Methane Oxidation to Methanol Catalyzed by Cu-Oxo Clusters Stabilized in NU-1000 Metal–Organic Framework

• Published in: Journal of the American Chemical Society Vol. 139; no. 30; pp. 10294 - 10301
• Main Authors: Ikuno, Takaaki, Zheng, Jian, Vjunov, Aleksei, Sanchez-Sanchez, Maricruz, Ortuño, Manuel A, Pahls, Dale R, Fulton, John L, Camaioni, Donald M, Li, Zhanyong, Ray, Debmalya, Mehdi, B. Layla, Browning, Nigel D, Farha, Omar K, Hupp, Joseph T, Cramer, Christopher J, Gagliardi, Laura, Lercher, Johannes A
• Format: Journal Article
• Language: English
• Published: United States American Chemical Society 02.08.2017; American Chemical Society (ACS)

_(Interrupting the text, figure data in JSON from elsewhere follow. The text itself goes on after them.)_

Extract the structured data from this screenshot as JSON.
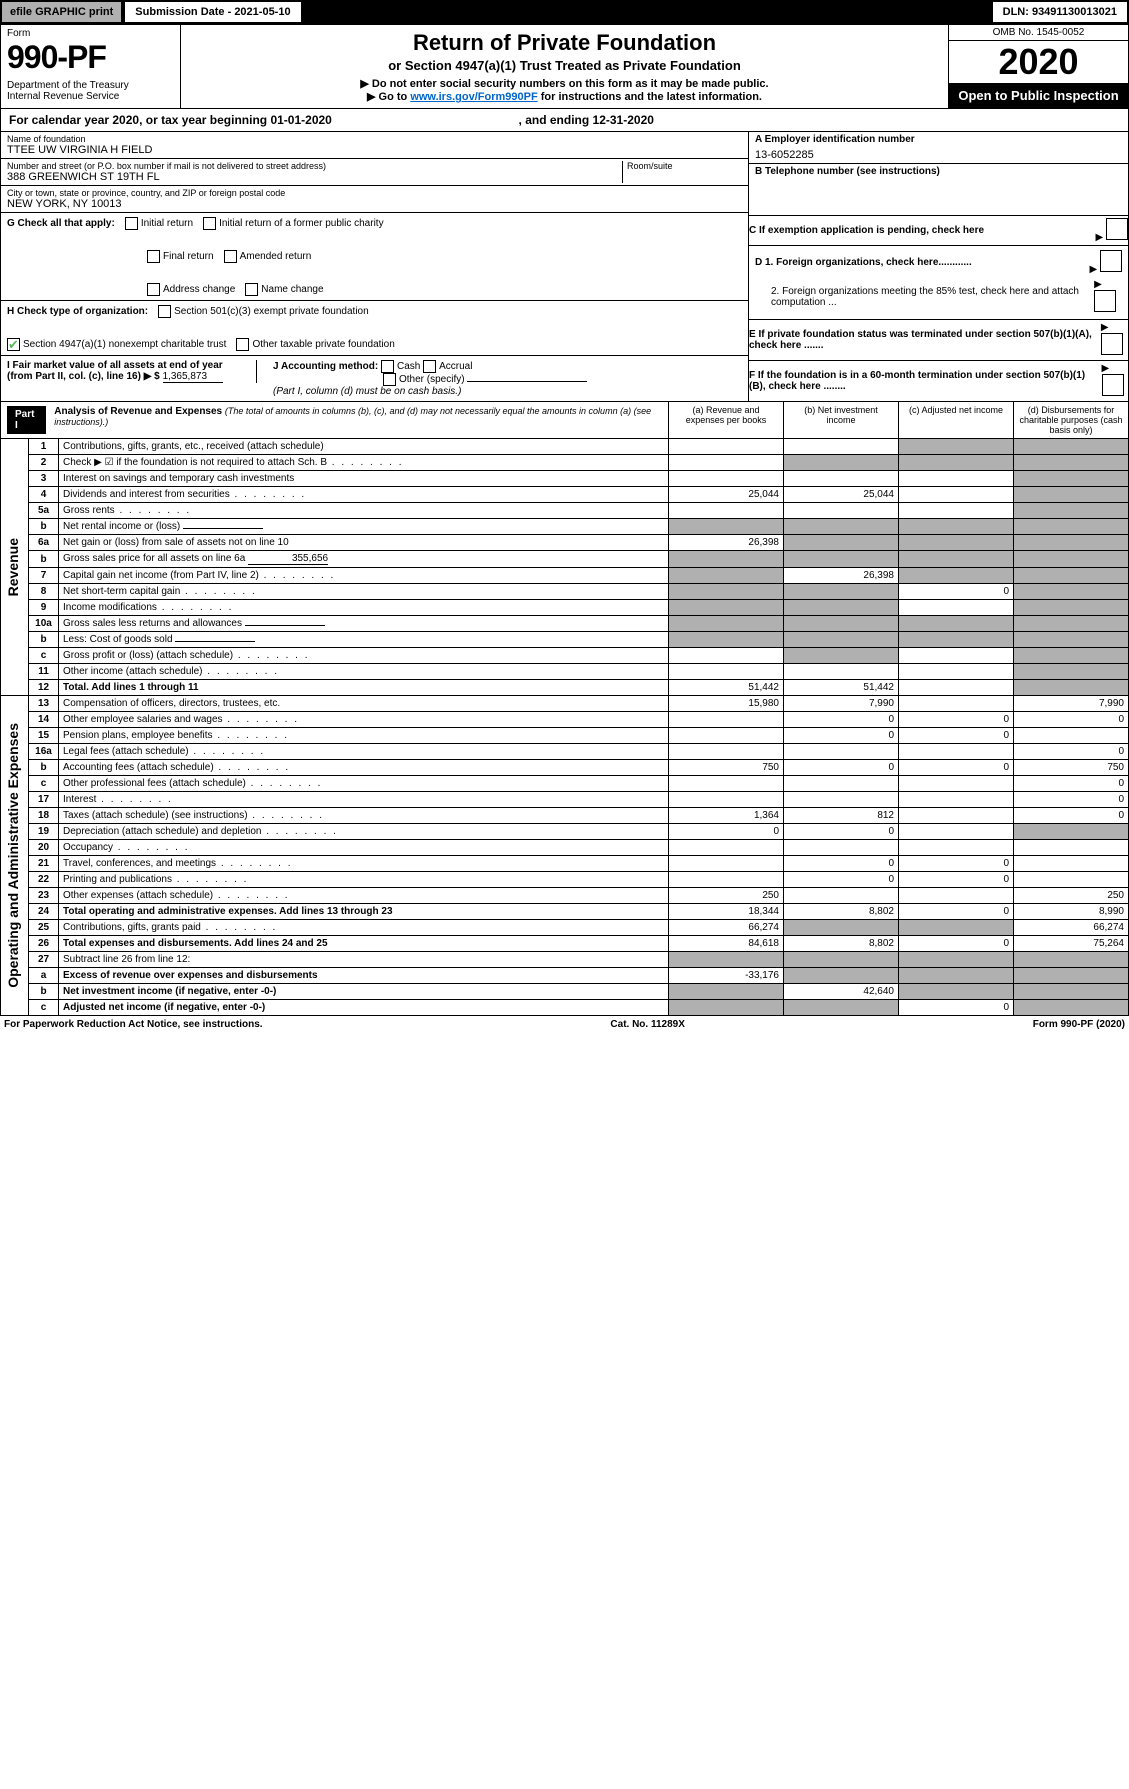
{
  "top": {
    "efile": "efile GRAPHIC print",
    "submission": "Submission Date - 2021-05-10",
    "dln": "DLN: 93491130013021"
  },
  "header": {
    "form_label": "Form",
    "form_number": "990-PF",
    "dept": "Department of the Treasury\nInternal Revenue Service",
    "title": "Return of Private Foundation",
    "subtitle": "or Section 4947(a)(1) Trust Treated as Private Foundation",
    "note1": "▶ Do not enter social security numbers on this form as it may be made public.",
    "note2_pre": "▶ Go to ",
    "note2_link": "www.irs.gov/Form990PF",
    "note2_post": " for instructions and the latest information.",
    "omb": "OMB No. 1545-0052",
    "year": "2020",
    "open": "Open to Public Inspection"
  },
  "cal_year": {
    "prefix": "For calendar year 2020, or tax year beginning ",
    "begin": "01-01-2020",
    "mid": " , and ending ",
    "end": "12-31-2020"
  },
  "info": {
    "name_label": "Name of foundation",
    "name": "TTEE UW VIRGINIA H FIELD",
    "addr_label": "Number and street (or P.O. box number if mail is not delivered to street address)",
    "addr": "388 GREENWICH ST 19TH FL",
    "room_label": "Room/suite",
    "city_label": "City or town, state or province, country, and ZIP or foreign postal code",
    "city": "NEW YORK, NY  10013",
    "ein_label": "A Employer identification number",
    "ein": "13-6052285",
    "tel_label": "B Telephone number (see instructions)",
    "c_label": "C If exemption application is pending, check here",
    "d1": "D 1. Foreign organizations, check here............",
    "d2": "2. Foreign organizations meeting the 85% test, check here and attach computation ...",
    "e": "E  If private foundation status was terminated under section 507(b)(1)(A), check here .......",
    "f": "F  If the foundation is in a 60-month termination under section 507(b)(1)(B), check here ........"
  },
  "checks_g": {
    "label": "G Check all that apply:",
    "items": [
      "Initial return",
      "Initial return of a former public charity",
      "Final return",
      "Amended return",
      "Address change",
      "Name change"
    ]
  },
  "checks_h": {
    "label": "H Check type of organization:",
    "items": [
      "Section 501(c)(3) exempt private foundation"
    ],
    "line2_checked": "Section 4947(a)(1) nonexempt charitable trust",
    "line2_other": "Other taxable private foundation"
  },
  "section_ij": {
    "i_label": "I Fair market value of all assets at end of year (from Part II, col. (c), line 16) ▶ $",
    "i_val": "1,365,873",
    "j_label": "J Accounting method:",
    "j_items": [
      "Cash",
      "Accrual"
    ],
    "j_other": "Other (specify)",
    "j_note": "(Part I, column (d) must be on cash basis.)"
  },
  "part1": {
    "label": "Part I",
    "title": "Analysis of Revenue and Expenses",
    "subtitle": "(The total of amounts in columns (b), (c), and (d) may not necessarily equal the amounts in column (a) (see instructions).)",
    "col_a": "(a)   Revenue and expenses per books",
    "col_b": "(b)  Net investment income",
    "col_c": "(c)  Adjusted net income",
    "col_d": "(d)  Disbursements for charitable purposes (cash basis only)"
  },
  "rows": [
    {
      "n": "1",
      "t": "Contributions, gifts, grants, etc., received (attach schedule)",
      "a": "",
      "b": "",
      "c": "s",
      "d": "s"
    },
    {
      "n": "2",
      "t": "Check ▶ ☑ if the foundation is not required to attach Sch. B",
      "a": "",
      "b": "s",
      "c": "s",
      "d": "s",
      "dots": true
    },
    {
      "n": "3",
      "t": "Interest on savings and temporary cash investments",
      "a": "",
      "b": "",
      "c": "",
      "d": "s"
    },
    {
      "n": "4",
      "t": "Dividends and interest from securities",
      "a": "25,044",
      "b": "25,044",
      "c": "",
      "d": "s",
      "dots": true
    },
    {
      "n": "5a",
      "t": "Gross rents",
      "a": "",
      "b": "",
      "c": "",
      "d": "s",
      "dots": true
    },
    {
      "n": "b",
      "t": "Net rental income or (loss)",
      "a": "s",
      "b": "s",
      "c": "s",
      "d": "s",
      "inline": true
    },
    {
      "n": "6a",
      "t": "Net gain or (loss) from sale of assets not on line 10",
      "a": "26,398",
      "b": "s",
      "c": "s",
      "d": "s"
    },
    {
      "n": "b",
      "t": "Gross sales price for all assets on line 6a",
      "a": "s",
      "b": "s",
      "c": "s",
      "d": "s",
      "inline": true,
      "inline_val": "355,656"
    },
    {
      "n": "7",
      "t": "Capital gain net income (from Part IV, line 2)",
      "a": "s",
      "b": "26,398",
      "c": "s",
      "d": "s",
      "dots": true
    },
    {
      "n": "8",
      "t": "Net short-term capital gain",
      "a": "s",
      "b": "s",
      "c": "0",
      "d": "s",
      "dots": true
    },
    {
      "n": "9",
      "t": "Income modifications",
      "a": "s",
      "b": "s",
      "c": "",
      "d": "s",
      "dots": true
    },
    {
      "n": "10a",
      "t": "Gross sales less returns and allowances",
      "a": "s",
      "b": "s",
      "c": "s",
      "d": "s",
      "inline": true
    },
    {
      "n": "b",
      "t": "Less: Cost of goods sold",
      "a": "s",
      "b": "s",
      "c": "s",
      "d": "s",
      "dots": true,
      "inline": true
    },
    {
      "n": "c",
      "t": "Gross profit or (loss) (attach schedule)",
      "a": "",
      "b": "s",
      "c": "",
      "d": "s",
      "dots": true
    },
    {
      "n": "11",
      "t": "Other income (attach schedule)",
      "a": "",
      "b": "",
      "c": "",
      "d": "s",
      "dots": true
    },
    {
      "n": "12",
      "t": "Total. Add lines 1 through 11",
      "a": "51,442",
      "b": "51,442",
      "c": "",
      "d": "s",
      "dots": true,
      "bold": true
    }
  ],
  "rows2": [
    {
      "n": "13",
      "t": "Compensation of officers, directors, trustees, etc.",
      "a": "15,980",
      "b": "7,990",
      "c": "",
      "d": "7,990"
    },
    {
      "n": "14",
      "t": "Other employee salaries and wages",
      "a": "",
      "b": "0",
      "c": "0",
      "d": "0",
      "dots": true
    },
    {
      "n": "15",
      "t": "Pension plans, employee benefits",
      "a": "",
      "b": "0",
      "c": "0",
      "d": "",
      "dots": true
    },
    {
      "n": "16a",
      "t": "Legal fees (attach schedule)",
      "a": "",
      "b": "",
      "c": "",
      "d": "0",
      "dots": true
    },
    {
      "n": "b",
      "t": "Accounting fees (attach schedule)",
      "a": "750",
      "b": "0",
      "c": "0",
      "d": "750",
      "dots": true
    },
    {
      "n": "c",
      "t": "Other professional fees (attach schedule)",
      "a": "",
      "b": "",
      "c": "",
      "d": "0",
      "dots": true
    },
    {
      "n": "17",
      "t": "Interest",
      "a": "",
      "b": "",
      "c": "",
      "d": "0",
      "dots": true
    },
    {
      "n": "18",
      "t": "Taxes (attach schedule) (see instructions)",
      "a": "1,364",
      "b": "812",
      "c": "",
      "d": "0",
      "dots": true
    },
    {
      "n": "19",
      "t": "Depreciation (attach schedule) and depletion",
      "a": "0",
      "b": "0",
      "c": "",
      "d": "s",
      "dots": true
    },
    {
      "n": "20",
      "t": "Occupancy",
      "a": "",
      "b": "",
      "c": "",
      "d": "",
      "dots": true
    },
    {
      "n": "21",
      "t": "Travel, conferences, and meetings",
      "a": "",
      "b": "0",
      "c": "0",
      "d": "",
      "dots": true
    },
    {
      "n": "22",
      "t": "Printing and publications",
      "a": "",
      "b": "0",
      "c": "0",
      "d": "",
      "dots": true
    },
    {
      "n": "23",
      "t": "Other expenses (attach schedule)",
      "a": "250",
      "b": "",
      "c": "",
      "d": "250",
      "dots": true
    },
    {
      "n": "24",
      "t": "Total operating and administrative expenses. Add lines 13 through 23",
      "a": "18,344",
      "b": "8,802",
      "c": "0",
      "d": "8,990",
      "dots": true,
      "bold": true
    },
    {
      "n": "25",
      "t": "Contributions, gifts, grants paid",
      "a": "66,274",
      "b": "s",
      "c": "s",
      "d": "66,274",
      "dots": true
    },
    {
      "n": "26",
      "t": "Total expenses and disbursements. Add lines 24 and 25",
      "a": "84,618",
      "b": "8,802",
      "c": "0",
      "d": "75,264",
      "bold": true
    },
    {
      "n": "27",
      "t": "Subtract line 26 from line 12:",
      "a": "s",
      "b": "s",
      "c": "s",
      "d": "s"
    },
    {
      "n": "a",
      "t": "Excess of revenue over expenses and disbursements",
      "a": "-33,176",
      "b": "s",
      "c": "s",
      "d": "s",
      "bold": true
    },
    {
      "n": "b",
      "t": "Net investment income (if negative, enter -0-)",
      "a": "s",
      "b": "42,640",
      "c": "s",
      "d": "s",
      "bold": true
    },
    {
      "n": "c",
      "t": "Adjusted net income (if negative, enter -0-)",
      "a": "s",
      "b": "s",
      "c": "0",
      "d": "s",
      "bold": true,
      "dots": true
    }
  ],
  "side_labels": {
    "revenue": "Revenue",
    "expenses": "Operating and Administrative Expenses"
  },
  "footer": {
    "left": "For Paperwork Reduction Act Notice, see instructions.",
    "center": "Cat. No. 11289X",
    "right": "Form 990-PF (2020)"
  }
}
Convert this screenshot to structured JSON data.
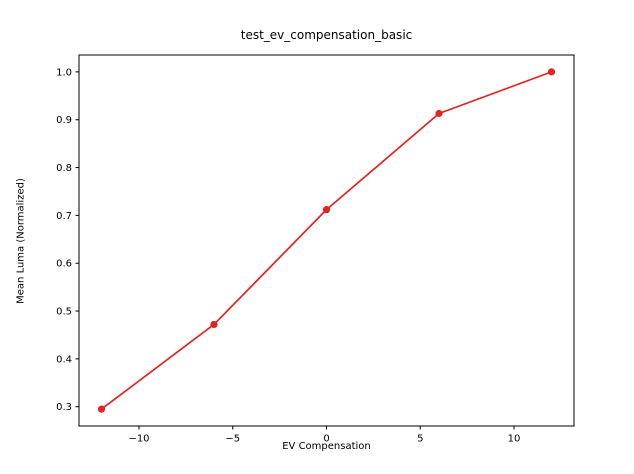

• Subjects: carbon; carbon dioxide; catalysts; coordination polymers; cupric oxide; density functional theory; methane; methanol; oxidation; X-ray absorption spectroscopy
• ISSN: 0002-7863; 1520-5126; 1520-5126
• DOI: 10.1021/jacs.7b02936

Copper oxide clusters synthesized via atomic layer deposition on the nodes of the metal–organic framework (MOF) NU-1000 are active for oxidation of methane to methanol under mild reaction conditions. Analysis of chemical reactivity, in situ X-ray absorption spectroscopy, and density functional theory calculations are used to determine structure/activity relations in the Cu-NU-1000 catalytic system. The Cu-loaded MOF contained Cu-oxo clusters of a few Cu atoms. The Cu was present under ambient conditions as a mixture of ∼15% Cu+ and ∼85% Cu2+. The oxidation of methane on Cu-NU-1000 was accompanied by the reduction of 9% of the Cu in the catalyst from Cu2+ to Cu+. The products, methanol, dimethyl ether, and CO2, were desorbed with the passage of 10% water/He at 135 °C, giving a carbon selectivity for methane to methanol of 45–60%. Cu oxo clusters stabilized in NU-1000 provide an active, first generation MOF-based, selective methane oxidation catalyst.